Beth ließ sich nur allzu gern von ihrer Freundin das Haar ausspülen und rubbelte es mit einem Handtuch trocken, nachdem Maggie darauf bestanden hatte, den Eimer hinunterzubringen und ihn gleich zu leeren.

»Das hätte ich auch morgen früh machen können«, sagte Beth, als Maggie wieder hinaufkam, »aber es war lieb von dir, mir die Mühe zu ersparen.«

»Es war keine Mühe«, sagte Maggie. »Warum lässt du dir die Haare nicht ein bisschen kürzer schneiden, damit du sie nicht immer zurückgekämmt in einem Knoten tragen musst?«

»Ich muss gestehen, dass ich auch schon darüber nachgedacht habe«, gab Beth zu. »Wie kurz sollte ich es deiner Meinung nach denn tragen?«

Maggie nahm den Kamm und fuhr damit bewundernd durch Beths dichtes blondes Haar. »Ich glaube, wenn wir etwa zwölf Zentimeter abschneiden würden, könnte es sich über deinem Kragen kräuseln.
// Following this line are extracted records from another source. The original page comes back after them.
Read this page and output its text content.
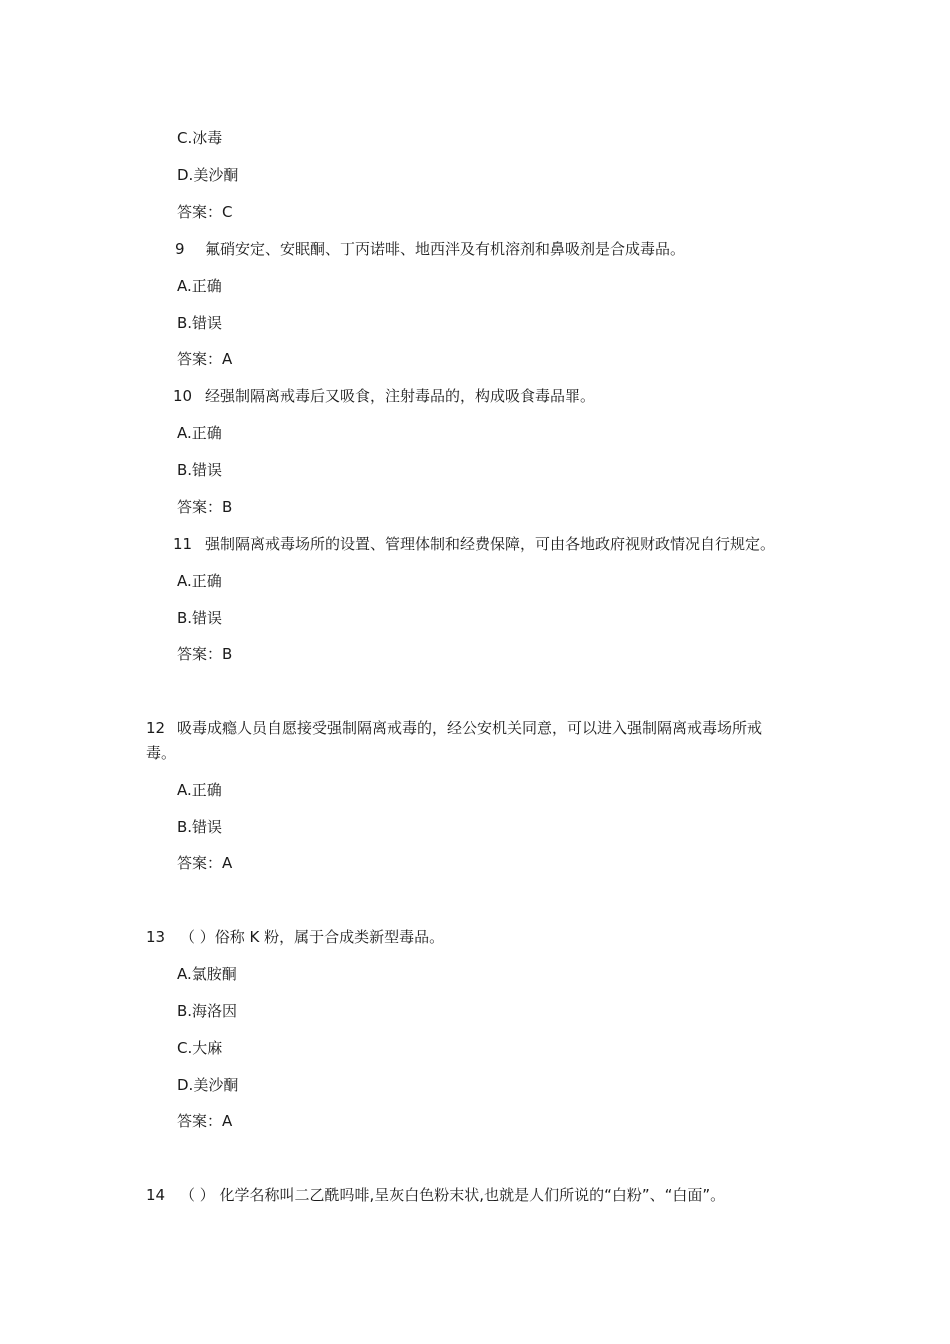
C.冰毒
D.美沙酮
答案：C
9 氟硝安定、安眠酮、丁丙诺啡、地西泮及有机溶剂和鼻吸剂是合成毒品。
A.正确
B.错误
答案：A
10 经强制隔离戒毒后又吸食，注射毒品的，构成吸食毒品罪。
A.正确
B.错误
答案：B
11 强制隔离戒毒场所的设置、管理体制和经费保障，可由各地政府视财政情况自行规定。
A.正确
B.错误
答案：B
12 吸毒成瘾人员自愿接受强制隔离戒毒的，经公安机关同意，可以进入强制隔离戒毒场所戒
毒。
A.正确
B.错误
答案：A
13 （ ）俗称 K 粉，属于合成类新型毒品。
A.氯胺酮
B.海洛因
C.大麻
D.美沙酮
答案：A
14 （ ） 化学名称叫二乙酰吗啡,呈灰白色粉末状,也就是人们所说的“白粉”、“白面”。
Das würde wirklich hübsch aussehen.«

»Ich habe neulich in der Oxford Street Friseursalons gesehen«, sagte Beth. »Wahrscheinlich könnte ich für meine Mittagspause einen Termin vereinbaren …«

»Warum dorthin gehen und eine Menge Geld ausgeben?« Maggie ging zu ihrer Tasche neben dem Bett und holte eine Schere heraus. »Ich habe früher meiner Mutter und auch der Tochter meiner Nachbarin die Haare geschnitten. Darf ich?«

Beth zögerte und nickte dann. »Warum nicht? Es wird Zeit, dass ich etwas ändere, und ich bin die ganze Mühe, die das Waschen macht, inzwischen gründlich leid.«

Sie saß mit geschlossenen Augen da, während Maggie an ihrem Kopf herumschnippelte, das Haar anhob und große Stücke abschnitt, viel mehr, fand Beth, als sie eigentlich vorgeschlagen hatte. Aber jetzt war es zu spät, um sich zu beschweren, und so hielt sie die Augen fest geschlossen, bis Maggie ihr sagte, sie könne sie öffnen. Dann erst blickte sie in den altmodischen Ankleidespiegel. Es verschlug ihr den Atem, als sie ihr Spiegelbild betrachtete und zwei funkelnde grüne Augen sah, und ihr Haar, dessen goldene Spitzen sich um ihr Gesicht und über ihren Ohren kringelten.

»Die wahre Farbe deines Haars konnte man vorher gar nicht sehen«, sagte Maggie und lächelte. »Du siehst wirklich wunderschön aus, Beth – und gar nicht mehr so bieder, und das bist du ja eigentlich auch nicht.«

Beth wusste, dass ihre Freundin recht hatte. Ihre Mutter war immer dagegen gewesen, dass sie sich die Haare schneiden ließ, und da sie sich ständig um sie hatte kümmern müssen, war ihr auch einfach keine Zeit geblieben, an ihr Aussehen zu denken.

»Ja, ich glaube, jetzt sehe ich besser aus«, sagte Beth und bedankte sich erneut. Tante Helen würde morgen vielleicht daran herumnörgeln, aber das war Beth egal. Sie hatte ein ganz neues Selbstbewusstsein mit ihrer neuen Frisur, und das würde sie sich von nichts und niemandem verderben lassen.